Reportedly, five of the UK’s biggest airlines are dealing with a legal action that claims cabin crew and pilots are often exposed to toxic fumes throughout flights. Unite the Union—a British and Irish trade union—stated that a legal notice has been delivered in 51 cases, the mass of which is in opposition to British Airways. Thomas Cook, EasyJet, Virgin Atlantic, and Jet2 are also put through the legal action for “aerotoxic syndrome.” The airlines stated that earlier studies discovered no proof of long-term illness occurring from cabin air quality. The Unite union—which speaks for airline staff—claimed that crew and pilots are exposed to recurrent “fume incidents” when air drawn into the jet becomes polluted by the toxic compound.

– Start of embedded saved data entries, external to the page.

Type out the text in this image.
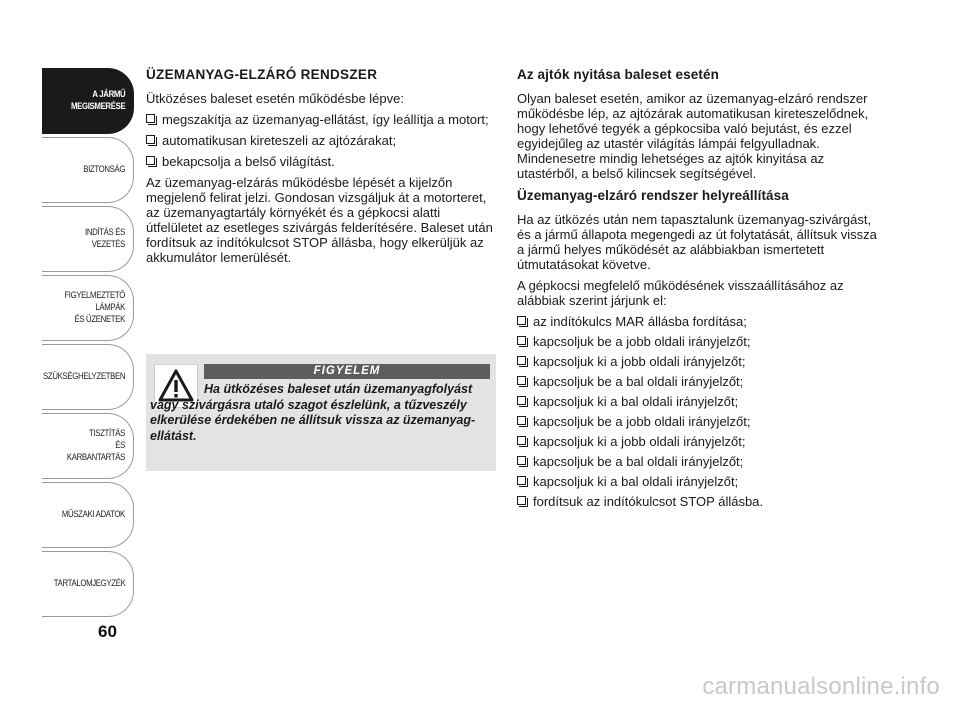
A JÁRMŰ
MEGISMERÉSE
BIZTONSÁG
INDÍTÁS ÉS VEZETÉS
FIGYELMEZTETŐ
LÁMPÁK
ÉS ÜZENETEK
SZÜKSÉGHELYZETBEN
TISZTÍTÁS
ÉS KARBANTARTÁS
MŰSZAKI ADATOK
TARTALOMJEGYZÉK
60
ÜZEMANYAG-ELZÁRÓ RENDSZER

Ütközéses baleset esetén működésbe lépve:

megszakítja az üzemanyag-ellátást, így leállítja a motort;
automatikusan kireteszeli az ajtózárakat;
bekapcsolja a belső világítást.

Az üzemanyag-elzárás működésbe lépését a kijelzőn megjelenő felirat jelzi. Gondosan vizsgáljuk át a motorteret, az üzemanyagtartály környékét és a gépkocsi alatti útfelületet az esetleges szivárgás felderítésére. Baleset után fordítsuk az indítókulcsot STOP állásba, hogy elkerüljük az akkumulátor lemerülését.

FIGYELEM
Ha ütközéses baleset után üzemanyagfolyást vagy szivárgásra utaló szagot észlelünk, a tűzveszély elkerülése érdekében ne állítsuk vissza az üzemanyag-ellátást.
Az ajtók nyitása baleset esetén

Olyan baleset esetén, amikor az üzemanyag-elzáró rendszer működésbe lép, az ajtózárak automatikusan kireteszelődnek, hogy lehetővé tegyék a gépkocsiba való bejutást, és ezzel egyidejűleg az utastér világítás lámpái felgyulladnak. Mindenesetre mindig lehetséges az ajtók kinyitása az utastérből, a belső kilincsek segítségével.

Üzemanyag-elzáró rendszer helyreállítása

Ha az ütközés után nem tapasztalunk üzemanyag-szivárgást, és a jármű állapota megengedi az út folytatását, állítsuk vissza a jármű helyes működését az alábbiakban ismertetett útmutatásokat követve.

A gépkocsi megfelelő működésének visszaállításához az alábbiak szerint járjunk el:

az indítókulcs MAR állásba fordítása;
kapcsoljuk be a jobb oldali irányjelzőt;
kapcsoljuk ki a jobb oldali irányjelzőt;
kapcsoljuk be a bal oldali irányjelzőt;
kapcsoljuk ki a bal oldali irányjelzőt;
kapcsoljuk be a jobb oldali irányjelzőt;
kapcsoljuk ki a jobb oldali irányjelzőt;
kapcsoljuk be a bal oldali irányjelzőt;
kapcsoljuk ki a bal oldali irányjelzőt;
fordítsuk az indítókulcsot STOP állásba.
carmanualsonline.info
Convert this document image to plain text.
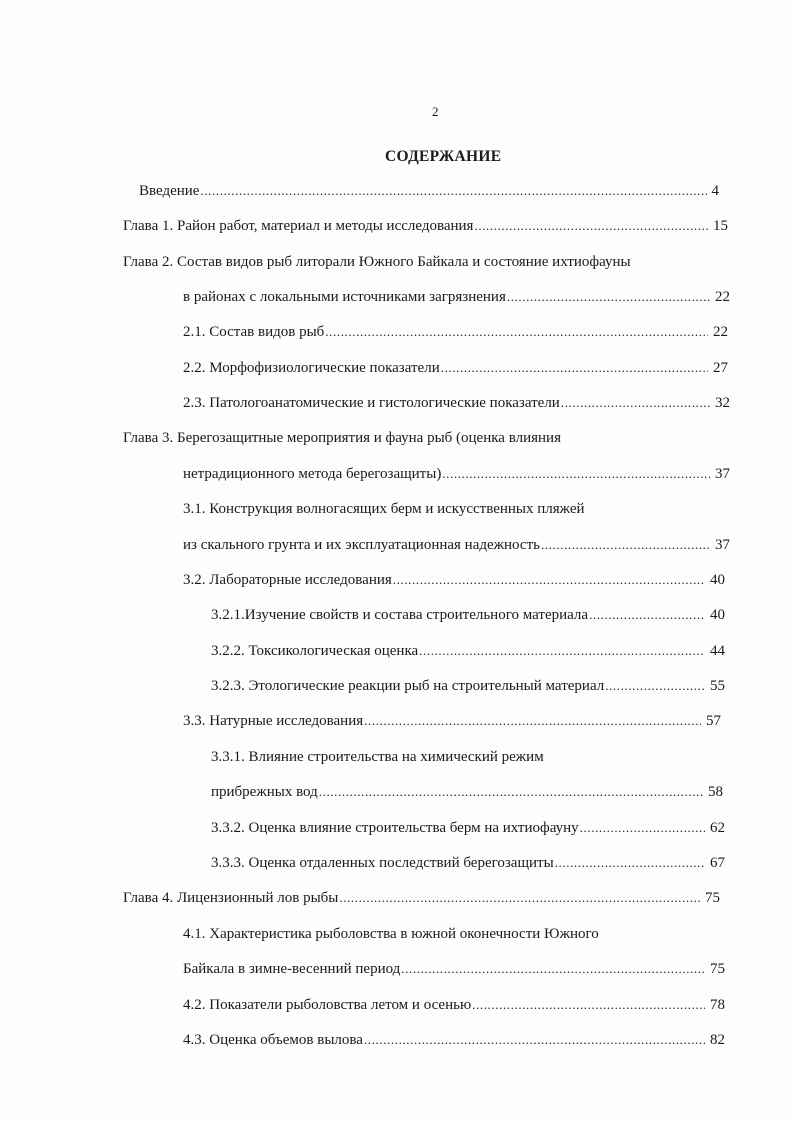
2
СОДЕРЖАНИЕ
Введение .....	4
Глава 1. Район работ, материал и методы исследования .....	15
Глава 2. Состав видов рыб литорали Южного Байкала и состояние ихтиофауны
в районах с локальными источниками загрязнения .....	22
2.1. Состав видов рыб .....	22
2.2. Морфофизиологические показатели .....	27
2.3. Патологоанатомические и гистологические показатели .....	32
Глава 3. Берегозащитные мероприятия и фауна рыб (оценка влияния
нетрадиционного метода берегозащиты) .....	37
3.1. Конструкция волногасящих берм и искусственных пляжей
из скального грунта и их эксплуатационная надежность .....	37
3.2. Лабораторные исследования .....	40
3.2.1.Изучение свойств и состава строительного материала .....	40
3.2.2. Токсикологическая оценка .....	44
3.2.3. Этологические реакции рыб на строительный материал .....	55
3.3. Натурные исследования .....	57
3.3.1. Влияние строительства на химический режим
прибрежных вод .....	58
3.3.2. Оценка влияние строительства берм на ихтиофауну .....	62
3.3.3. Оценка отдаленных последствий берегозащиты .....	67
Глава 4. Лицензионный лов рыбы .....	75
4.1. Характеристика рыболовства в южной оконечности Южного
Байкала в зимне-весенний период .....	75
4.2. Показатели рыболовства летом и осенью .....	78
4.3. Оценка объемов вылова .....	82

The union reports the fumes—which instigated from the oil utilized to smear the jet engines—comprise OP (organophosphates) and TCP (tricresyl phosphates), and that long-term encounter can cause chronic life-threatening and ill-health conditions. Howard Beckett—Unite’s Assistant General Secretary—said, “Self-governing expertise evidence concludes that air onboard jet planes could have a toxic mixture of chemical compounds that can possibly injure the nervous system and might cause chronic irreversible health issues in inclined individuals.” British Airways responded, “The airline industry cannot persist to conceal from the problem of contaminated cabin air while putting the safety and health of aircrew at risk.”

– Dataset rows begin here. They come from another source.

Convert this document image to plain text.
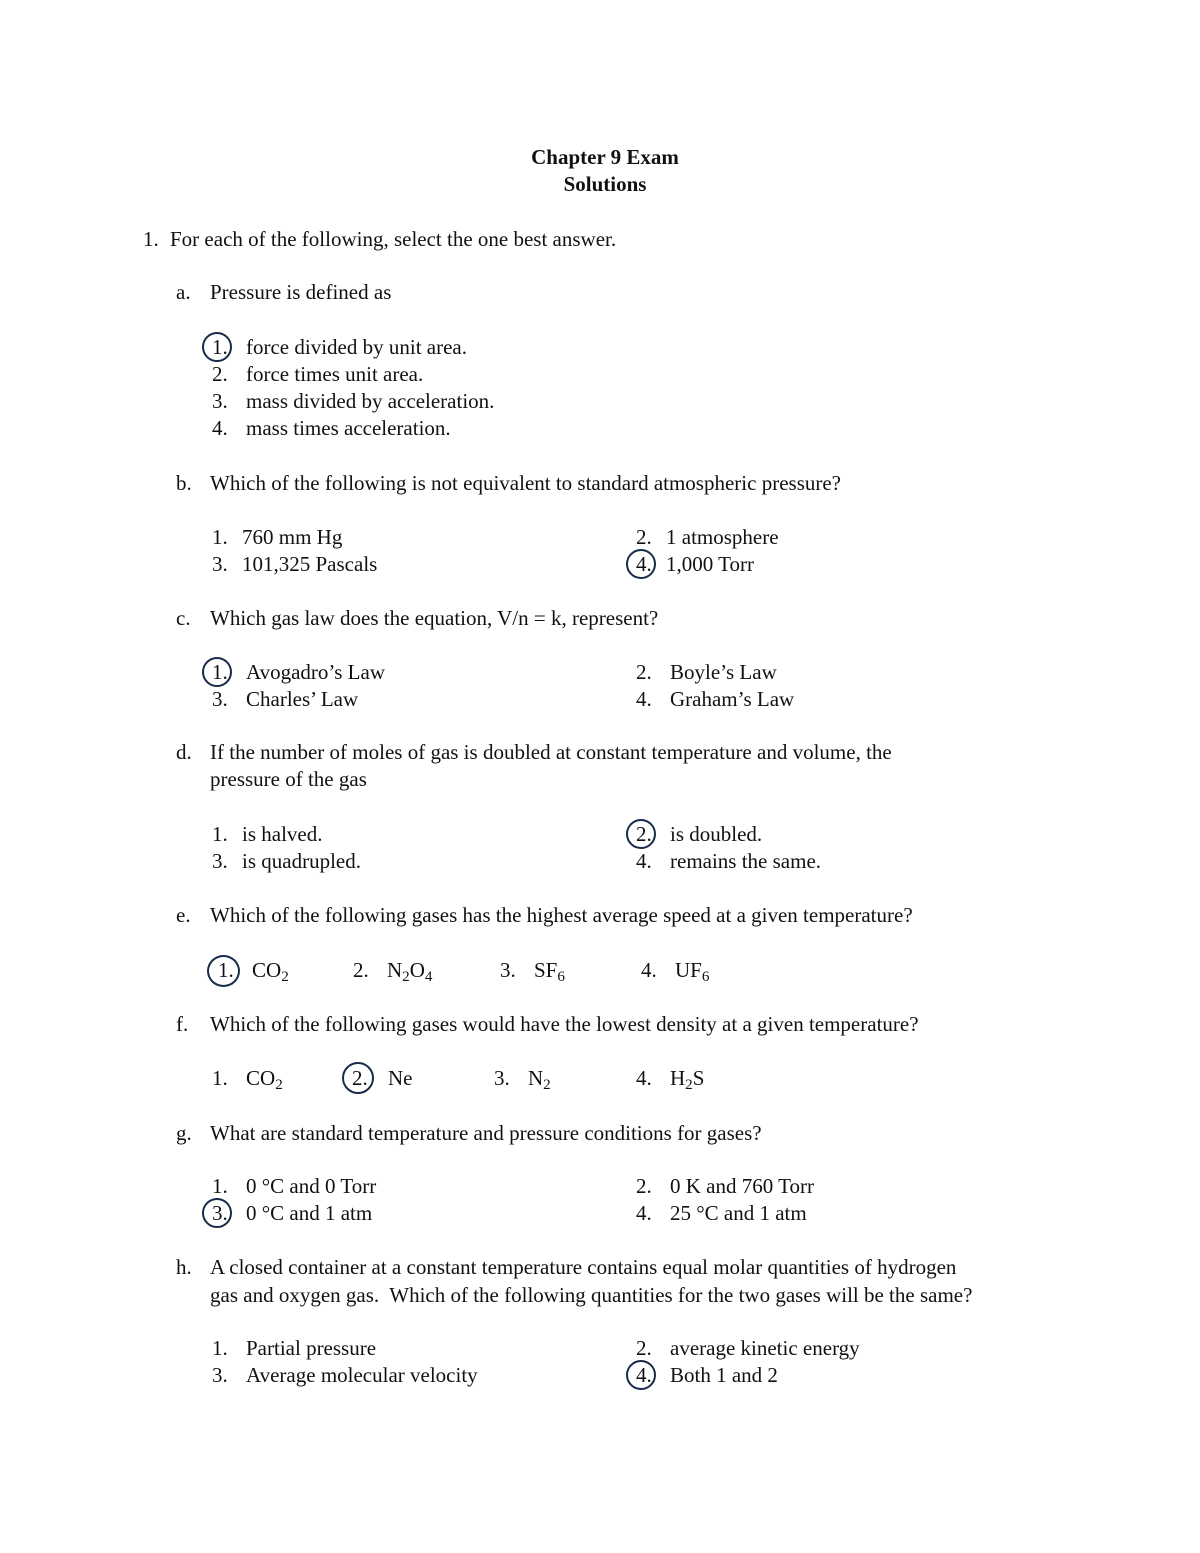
Chapter 9 Exam
Solutions
1. For each of the following, select the one best answer.
a. Pressure is defined as
1. force divided by unit area.
2. force times unit area.
3. mass divided by acceleration.
4. mass times acceleration.
b. Which of the following is not equivalent to standard atmospheric pressure?
1. 760 mm Hg	2. 1 atmosphere
3. 101,325 Pascals	4. 1,000 Torr
c. Which gas law does the equation, V/n = k, represent?
1. Avogadro’s Law	2. Boyle’s Law
3. Charles’ Law	4. Graham’s Law
d. If the number of moles of gas is doubled at constant temperature and volume, the
pressure of the gas
1. is halved.	2. is doubled.
3. is quadrupled.	4. remains the same.
e. Which of the following gases has the highest average speed at a given temperature?
1. $CO_2$	2. $N_2O_4$	3. $SF_6$	4. $UF_6$
f. Which of the following gases would have the lowest density at a given temperature?
1. $CO_2$	2. Ne	3. $N_2$	4. $H_2S$
g. What are standard temperature and pressure conditions for gases?
1. 0 °C and 0 Torr	2. 0 K and 760 Torr
3. 0 °C and 1 atm	4. 25 °C and 1 atm
h. A closed container at a constant temperature contains equal molar quantities of hydrogen
gas and oxygen gas.  Which of the following quantities for the two gases will be the same?
1. Partial pressure	2. average kinetic energy
3. Average molecular velocity	4. Both 1 and 2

Recently, Virgin Atlantic was in news for starting code sharing with Air France-KLM. Reportedly, both the airlines started their first codeshare agreement. The association came a few weeks following European regulators sanctioned Air France-KLM’s 31% attainment of Virgin Atlantic. Under the codeshare agreement, Virgin Atlantic would affix its policy to Air France flights functioning from six UK airports to France’s Charles de Gaulle airport plus Air France’s flights from Paris to North American destinations.